Nu verdachte zich schuldig heeft gemaakt aan een misdrijf dat gevaar veroorzaakt voor de onaantastbaarheid van het lichaam van personen, te weten afpersing, en gelet op de persoonlijke omstandigheden - met name de impulsiviteit van verdachte alsook zijn beïnvloedbaarheid onder angst/druk/stress – is de rechtbank van oordeel dat er ernstig rekening mee moet worden gehouden dat verdachte wederom een dergelijk misdrijf zal begaan. Daarom zal de rechtbank bevelen dat de hierna te stellen voorwaarden en het uit te oefenen toezicht, dadelijk uitvoerbaar zijn.

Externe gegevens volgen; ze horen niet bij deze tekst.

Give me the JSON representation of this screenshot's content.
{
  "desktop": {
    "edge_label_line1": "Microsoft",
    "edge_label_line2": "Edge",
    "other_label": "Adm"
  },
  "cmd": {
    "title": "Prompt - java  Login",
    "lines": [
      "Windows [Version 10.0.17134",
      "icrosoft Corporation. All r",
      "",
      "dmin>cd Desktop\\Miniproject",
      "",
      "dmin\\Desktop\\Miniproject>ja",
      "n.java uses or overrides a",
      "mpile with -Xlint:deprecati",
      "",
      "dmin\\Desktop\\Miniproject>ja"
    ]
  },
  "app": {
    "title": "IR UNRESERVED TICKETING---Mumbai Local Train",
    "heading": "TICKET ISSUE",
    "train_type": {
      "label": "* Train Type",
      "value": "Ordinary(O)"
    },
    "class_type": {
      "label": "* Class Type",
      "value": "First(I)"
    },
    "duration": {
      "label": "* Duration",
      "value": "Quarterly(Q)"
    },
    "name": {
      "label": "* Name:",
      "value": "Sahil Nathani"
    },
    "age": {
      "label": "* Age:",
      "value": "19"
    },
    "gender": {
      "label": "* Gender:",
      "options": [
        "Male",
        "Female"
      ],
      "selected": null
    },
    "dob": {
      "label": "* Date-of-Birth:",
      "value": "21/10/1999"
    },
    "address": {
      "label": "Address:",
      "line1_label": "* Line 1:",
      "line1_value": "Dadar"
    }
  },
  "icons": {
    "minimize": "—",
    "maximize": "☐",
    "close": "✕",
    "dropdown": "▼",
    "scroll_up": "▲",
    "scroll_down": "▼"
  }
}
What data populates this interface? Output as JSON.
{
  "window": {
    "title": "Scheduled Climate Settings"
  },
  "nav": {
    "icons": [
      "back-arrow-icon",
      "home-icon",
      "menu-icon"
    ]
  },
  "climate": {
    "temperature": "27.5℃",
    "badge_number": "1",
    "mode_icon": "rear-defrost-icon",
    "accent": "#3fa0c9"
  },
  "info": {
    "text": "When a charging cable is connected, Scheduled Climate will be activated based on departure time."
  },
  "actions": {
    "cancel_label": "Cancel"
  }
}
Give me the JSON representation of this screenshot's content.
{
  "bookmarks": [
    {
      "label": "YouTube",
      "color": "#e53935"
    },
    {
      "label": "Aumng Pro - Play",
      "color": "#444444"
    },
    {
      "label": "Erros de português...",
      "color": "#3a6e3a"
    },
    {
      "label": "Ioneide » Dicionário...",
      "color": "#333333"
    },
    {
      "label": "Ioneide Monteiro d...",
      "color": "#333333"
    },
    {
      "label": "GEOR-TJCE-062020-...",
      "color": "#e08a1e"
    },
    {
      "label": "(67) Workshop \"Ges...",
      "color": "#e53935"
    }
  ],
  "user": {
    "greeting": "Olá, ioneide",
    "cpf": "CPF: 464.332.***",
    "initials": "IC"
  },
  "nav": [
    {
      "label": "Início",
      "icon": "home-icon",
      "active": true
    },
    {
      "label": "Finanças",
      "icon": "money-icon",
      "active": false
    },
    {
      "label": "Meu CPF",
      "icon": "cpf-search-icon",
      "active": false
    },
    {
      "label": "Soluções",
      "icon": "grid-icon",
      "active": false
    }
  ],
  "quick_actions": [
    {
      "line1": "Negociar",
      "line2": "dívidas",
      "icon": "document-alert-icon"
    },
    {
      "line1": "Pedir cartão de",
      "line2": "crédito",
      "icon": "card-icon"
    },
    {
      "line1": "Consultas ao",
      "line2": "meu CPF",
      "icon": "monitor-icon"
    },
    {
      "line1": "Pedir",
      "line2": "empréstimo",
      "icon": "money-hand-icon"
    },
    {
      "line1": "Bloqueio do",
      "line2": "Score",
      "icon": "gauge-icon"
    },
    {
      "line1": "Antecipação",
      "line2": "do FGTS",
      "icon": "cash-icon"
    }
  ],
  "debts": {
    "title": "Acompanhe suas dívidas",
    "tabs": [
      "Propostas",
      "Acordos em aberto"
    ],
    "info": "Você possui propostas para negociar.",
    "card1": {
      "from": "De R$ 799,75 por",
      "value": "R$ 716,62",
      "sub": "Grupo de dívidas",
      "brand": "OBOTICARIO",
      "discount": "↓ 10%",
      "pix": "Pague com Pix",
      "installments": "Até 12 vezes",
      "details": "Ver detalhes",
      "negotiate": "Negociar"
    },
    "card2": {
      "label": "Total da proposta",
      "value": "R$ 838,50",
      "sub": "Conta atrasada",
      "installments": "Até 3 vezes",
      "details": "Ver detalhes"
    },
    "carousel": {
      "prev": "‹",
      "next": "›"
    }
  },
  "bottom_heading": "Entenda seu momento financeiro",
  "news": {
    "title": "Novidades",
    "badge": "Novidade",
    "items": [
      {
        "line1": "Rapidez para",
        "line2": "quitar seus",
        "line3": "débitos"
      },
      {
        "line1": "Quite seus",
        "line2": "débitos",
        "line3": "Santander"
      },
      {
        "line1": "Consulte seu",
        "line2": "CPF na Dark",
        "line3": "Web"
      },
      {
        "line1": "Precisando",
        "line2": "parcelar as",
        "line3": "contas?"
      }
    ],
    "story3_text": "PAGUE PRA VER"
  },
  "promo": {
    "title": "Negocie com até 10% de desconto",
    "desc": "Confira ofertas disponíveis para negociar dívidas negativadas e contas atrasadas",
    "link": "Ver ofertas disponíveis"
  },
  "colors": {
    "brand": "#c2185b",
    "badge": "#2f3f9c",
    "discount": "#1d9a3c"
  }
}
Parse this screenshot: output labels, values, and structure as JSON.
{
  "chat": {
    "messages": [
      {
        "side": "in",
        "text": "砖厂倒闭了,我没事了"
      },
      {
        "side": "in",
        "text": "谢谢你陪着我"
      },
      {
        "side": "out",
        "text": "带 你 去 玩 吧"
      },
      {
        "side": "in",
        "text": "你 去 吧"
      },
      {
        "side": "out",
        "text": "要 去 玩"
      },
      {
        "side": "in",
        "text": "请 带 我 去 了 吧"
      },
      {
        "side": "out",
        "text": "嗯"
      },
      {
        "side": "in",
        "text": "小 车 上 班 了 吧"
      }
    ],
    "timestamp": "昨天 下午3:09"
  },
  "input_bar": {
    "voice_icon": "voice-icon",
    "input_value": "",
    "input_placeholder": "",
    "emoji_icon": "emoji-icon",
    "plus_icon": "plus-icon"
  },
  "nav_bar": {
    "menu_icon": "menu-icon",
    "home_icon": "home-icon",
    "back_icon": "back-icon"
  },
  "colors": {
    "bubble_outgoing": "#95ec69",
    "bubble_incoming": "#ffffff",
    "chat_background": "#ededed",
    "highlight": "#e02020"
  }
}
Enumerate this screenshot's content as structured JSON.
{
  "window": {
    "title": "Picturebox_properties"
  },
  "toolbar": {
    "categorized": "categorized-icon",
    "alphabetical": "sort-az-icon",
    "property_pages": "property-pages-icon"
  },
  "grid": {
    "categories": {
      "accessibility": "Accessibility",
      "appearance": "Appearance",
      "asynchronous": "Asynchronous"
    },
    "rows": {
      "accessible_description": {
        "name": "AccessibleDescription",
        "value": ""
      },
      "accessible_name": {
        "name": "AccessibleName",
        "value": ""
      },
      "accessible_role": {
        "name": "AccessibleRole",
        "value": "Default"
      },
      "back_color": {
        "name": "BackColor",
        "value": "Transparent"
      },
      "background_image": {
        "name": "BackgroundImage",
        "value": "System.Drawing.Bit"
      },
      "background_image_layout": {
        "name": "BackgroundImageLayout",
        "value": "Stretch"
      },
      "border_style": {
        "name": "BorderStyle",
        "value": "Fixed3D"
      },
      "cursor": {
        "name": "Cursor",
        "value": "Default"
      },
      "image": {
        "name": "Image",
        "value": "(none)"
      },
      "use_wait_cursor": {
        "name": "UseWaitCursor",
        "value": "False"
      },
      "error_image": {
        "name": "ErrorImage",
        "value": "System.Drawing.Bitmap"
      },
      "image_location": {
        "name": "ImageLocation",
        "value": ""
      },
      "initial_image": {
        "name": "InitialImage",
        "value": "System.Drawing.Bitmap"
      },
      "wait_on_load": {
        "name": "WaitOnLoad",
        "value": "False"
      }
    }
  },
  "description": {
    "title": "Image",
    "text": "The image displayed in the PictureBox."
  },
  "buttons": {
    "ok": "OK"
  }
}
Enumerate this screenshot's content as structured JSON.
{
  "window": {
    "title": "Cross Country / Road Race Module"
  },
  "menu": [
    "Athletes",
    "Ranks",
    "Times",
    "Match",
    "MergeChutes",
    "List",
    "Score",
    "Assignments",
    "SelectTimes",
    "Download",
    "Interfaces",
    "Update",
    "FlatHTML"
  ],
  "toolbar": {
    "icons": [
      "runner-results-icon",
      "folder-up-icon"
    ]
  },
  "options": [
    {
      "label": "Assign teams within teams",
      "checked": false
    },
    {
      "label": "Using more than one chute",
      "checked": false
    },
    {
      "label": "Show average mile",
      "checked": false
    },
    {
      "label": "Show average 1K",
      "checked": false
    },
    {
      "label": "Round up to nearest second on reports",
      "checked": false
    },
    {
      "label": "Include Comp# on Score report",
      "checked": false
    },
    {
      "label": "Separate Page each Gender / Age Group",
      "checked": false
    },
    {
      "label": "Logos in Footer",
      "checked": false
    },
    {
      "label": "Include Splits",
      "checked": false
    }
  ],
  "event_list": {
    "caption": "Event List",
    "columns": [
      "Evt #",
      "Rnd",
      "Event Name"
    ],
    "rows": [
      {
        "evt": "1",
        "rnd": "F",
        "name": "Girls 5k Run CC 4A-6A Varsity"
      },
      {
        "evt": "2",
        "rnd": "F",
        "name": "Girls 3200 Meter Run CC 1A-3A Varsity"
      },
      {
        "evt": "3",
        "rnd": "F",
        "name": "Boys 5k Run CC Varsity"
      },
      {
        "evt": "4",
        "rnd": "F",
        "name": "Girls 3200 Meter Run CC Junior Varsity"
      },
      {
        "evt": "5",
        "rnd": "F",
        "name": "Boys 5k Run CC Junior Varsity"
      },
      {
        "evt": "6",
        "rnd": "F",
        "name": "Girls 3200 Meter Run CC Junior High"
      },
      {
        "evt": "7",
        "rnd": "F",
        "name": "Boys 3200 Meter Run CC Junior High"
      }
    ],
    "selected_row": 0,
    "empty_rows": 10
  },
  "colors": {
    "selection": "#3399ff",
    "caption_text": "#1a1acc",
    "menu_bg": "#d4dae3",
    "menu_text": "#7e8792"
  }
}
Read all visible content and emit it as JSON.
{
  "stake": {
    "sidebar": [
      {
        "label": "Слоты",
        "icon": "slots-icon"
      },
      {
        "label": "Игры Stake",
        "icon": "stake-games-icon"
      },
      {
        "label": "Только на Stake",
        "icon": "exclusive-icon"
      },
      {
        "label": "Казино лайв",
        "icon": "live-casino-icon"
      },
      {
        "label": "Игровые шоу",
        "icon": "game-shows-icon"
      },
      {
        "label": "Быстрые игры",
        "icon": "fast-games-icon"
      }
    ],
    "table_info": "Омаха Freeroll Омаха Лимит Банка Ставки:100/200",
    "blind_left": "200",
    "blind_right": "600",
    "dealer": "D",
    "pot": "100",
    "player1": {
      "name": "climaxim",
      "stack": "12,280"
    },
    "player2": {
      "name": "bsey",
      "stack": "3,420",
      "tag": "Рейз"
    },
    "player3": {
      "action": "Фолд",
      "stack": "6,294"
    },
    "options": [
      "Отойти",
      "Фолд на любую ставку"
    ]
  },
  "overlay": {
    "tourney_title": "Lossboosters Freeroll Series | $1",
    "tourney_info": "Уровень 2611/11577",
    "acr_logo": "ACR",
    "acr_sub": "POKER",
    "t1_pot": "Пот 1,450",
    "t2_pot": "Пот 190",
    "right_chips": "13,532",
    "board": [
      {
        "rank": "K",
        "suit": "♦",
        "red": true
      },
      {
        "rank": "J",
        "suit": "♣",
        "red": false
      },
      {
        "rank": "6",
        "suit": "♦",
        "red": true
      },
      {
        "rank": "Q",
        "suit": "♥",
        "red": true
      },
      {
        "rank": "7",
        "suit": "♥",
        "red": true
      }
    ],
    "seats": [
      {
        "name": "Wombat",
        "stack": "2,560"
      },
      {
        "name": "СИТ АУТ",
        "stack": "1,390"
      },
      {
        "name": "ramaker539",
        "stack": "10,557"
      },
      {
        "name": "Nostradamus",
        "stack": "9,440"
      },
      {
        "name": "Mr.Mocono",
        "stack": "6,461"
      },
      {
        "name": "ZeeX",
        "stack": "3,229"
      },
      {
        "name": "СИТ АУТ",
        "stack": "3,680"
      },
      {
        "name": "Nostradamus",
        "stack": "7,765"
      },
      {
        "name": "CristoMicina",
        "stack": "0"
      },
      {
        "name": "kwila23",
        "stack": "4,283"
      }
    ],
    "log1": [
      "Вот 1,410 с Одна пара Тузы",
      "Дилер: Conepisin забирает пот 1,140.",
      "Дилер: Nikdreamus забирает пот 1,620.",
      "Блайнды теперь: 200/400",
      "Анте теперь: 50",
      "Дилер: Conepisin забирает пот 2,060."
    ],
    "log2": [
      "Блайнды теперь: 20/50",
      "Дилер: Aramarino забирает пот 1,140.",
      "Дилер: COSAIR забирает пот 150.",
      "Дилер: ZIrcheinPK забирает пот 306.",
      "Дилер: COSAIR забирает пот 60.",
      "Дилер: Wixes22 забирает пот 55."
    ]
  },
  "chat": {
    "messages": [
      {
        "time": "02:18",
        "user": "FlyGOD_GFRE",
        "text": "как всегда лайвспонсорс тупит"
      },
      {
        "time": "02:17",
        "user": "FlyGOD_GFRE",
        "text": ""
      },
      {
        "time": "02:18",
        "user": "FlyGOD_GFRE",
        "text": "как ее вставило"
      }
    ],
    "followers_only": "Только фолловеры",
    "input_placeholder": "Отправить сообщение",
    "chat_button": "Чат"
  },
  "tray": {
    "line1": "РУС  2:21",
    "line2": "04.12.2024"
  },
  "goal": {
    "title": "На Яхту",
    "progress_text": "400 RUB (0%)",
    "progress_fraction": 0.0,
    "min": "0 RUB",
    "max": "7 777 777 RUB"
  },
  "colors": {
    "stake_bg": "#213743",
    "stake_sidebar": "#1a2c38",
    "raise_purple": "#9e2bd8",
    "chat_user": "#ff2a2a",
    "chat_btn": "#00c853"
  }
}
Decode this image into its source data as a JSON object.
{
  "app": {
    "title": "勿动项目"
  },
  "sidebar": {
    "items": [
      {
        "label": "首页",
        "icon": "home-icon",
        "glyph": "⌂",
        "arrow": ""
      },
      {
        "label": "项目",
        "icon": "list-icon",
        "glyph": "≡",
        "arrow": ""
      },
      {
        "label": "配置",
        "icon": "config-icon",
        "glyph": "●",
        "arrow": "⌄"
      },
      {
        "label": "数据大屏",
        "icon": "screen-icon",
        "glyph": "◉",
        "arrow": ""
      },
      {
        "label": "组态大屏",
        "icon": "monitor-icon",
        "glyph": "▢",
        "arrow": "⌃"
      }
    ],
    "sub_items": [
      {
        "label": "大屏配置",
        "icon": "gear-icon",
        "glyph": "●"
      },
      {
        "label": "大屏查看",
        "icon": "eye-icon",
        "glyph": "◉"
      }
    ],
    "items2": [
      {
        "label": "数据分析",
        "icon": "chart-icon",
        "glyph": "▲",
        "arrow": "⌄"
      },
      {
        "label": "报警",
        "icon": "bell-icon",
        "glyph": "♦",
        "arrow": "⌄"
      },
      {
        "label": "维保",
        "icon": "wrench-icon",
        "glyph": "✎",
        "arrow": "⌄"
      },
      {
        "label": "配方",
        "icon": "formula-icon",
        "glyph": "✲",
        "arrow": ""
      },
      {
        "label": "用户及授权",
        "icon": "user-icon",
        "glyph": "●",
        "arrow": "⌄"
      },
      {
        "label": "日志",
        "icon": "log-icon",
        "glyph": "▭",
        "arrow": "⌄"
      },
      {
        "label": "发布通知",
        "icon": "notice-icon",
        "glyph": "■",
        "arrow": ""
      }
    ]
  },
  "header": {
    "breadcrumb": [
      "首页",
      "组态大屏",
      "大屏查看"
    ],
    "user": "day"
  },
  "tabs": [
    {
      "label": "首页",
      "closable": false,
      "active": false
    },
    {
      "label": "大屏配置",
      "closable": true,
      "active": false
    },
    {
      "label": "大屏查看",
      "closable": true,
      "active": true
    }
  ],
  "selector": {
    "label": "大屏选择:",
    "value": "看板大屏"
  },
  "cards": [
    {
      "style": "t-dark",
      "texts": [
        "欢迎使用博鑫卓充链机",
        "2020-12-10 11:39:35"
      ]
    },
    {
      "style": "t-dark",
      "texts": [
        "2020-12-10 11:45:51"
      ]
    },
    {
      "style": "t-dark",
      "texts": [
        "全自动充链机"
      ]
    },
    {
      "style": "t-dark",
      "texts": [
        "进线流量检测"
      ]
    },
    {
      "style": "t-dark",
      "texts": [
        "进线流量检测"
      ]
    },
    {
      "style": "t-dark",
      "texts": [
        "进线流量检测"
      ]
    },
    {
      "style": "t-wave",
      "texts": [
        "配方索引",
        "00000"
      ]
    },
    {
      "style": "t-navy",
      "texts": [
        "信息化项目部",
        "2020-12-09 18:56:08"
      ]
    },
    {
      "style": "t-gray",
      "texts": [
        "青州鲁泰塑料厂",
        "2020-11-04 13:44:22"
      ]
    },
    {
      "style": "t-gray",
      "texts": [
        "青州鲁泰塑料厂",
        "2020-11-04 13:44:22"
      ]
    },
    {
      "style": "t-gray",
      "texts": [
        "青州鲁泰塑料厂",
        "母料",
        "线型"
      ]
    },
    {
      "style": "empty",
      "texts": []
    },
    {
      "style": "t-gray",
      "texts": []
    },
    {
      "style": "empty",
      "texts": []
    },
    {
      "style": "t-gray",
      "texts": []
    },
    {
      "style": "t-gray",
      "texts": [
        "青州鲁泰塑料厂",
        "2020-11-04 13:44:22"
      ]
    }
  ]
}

Tot slot ziet de rechtbank in de ernst van het feit aanleiding om tevens een taakstraf in de vorm van een werkstraf op te leggen. De rechtbank overweegt daartoe het van belang te vinden dat verdachte de directe gevolgen van zijn handelen ondervindt door, naast zijn hulpverleningstraject, opleiding en werk, tijd te besteden aan het verrichten van onbetaalde arbeid. De rechtbank heeft bij de hoogte van de werkstraf rekening gehouden met de intensieve hulptrajecten die verdachte de komende periode eveneens zal moeten doorlopen. Alles afwegende acht de rechtbank een werkstraf voor de duur van tachtig (80) uren op zijn plaats.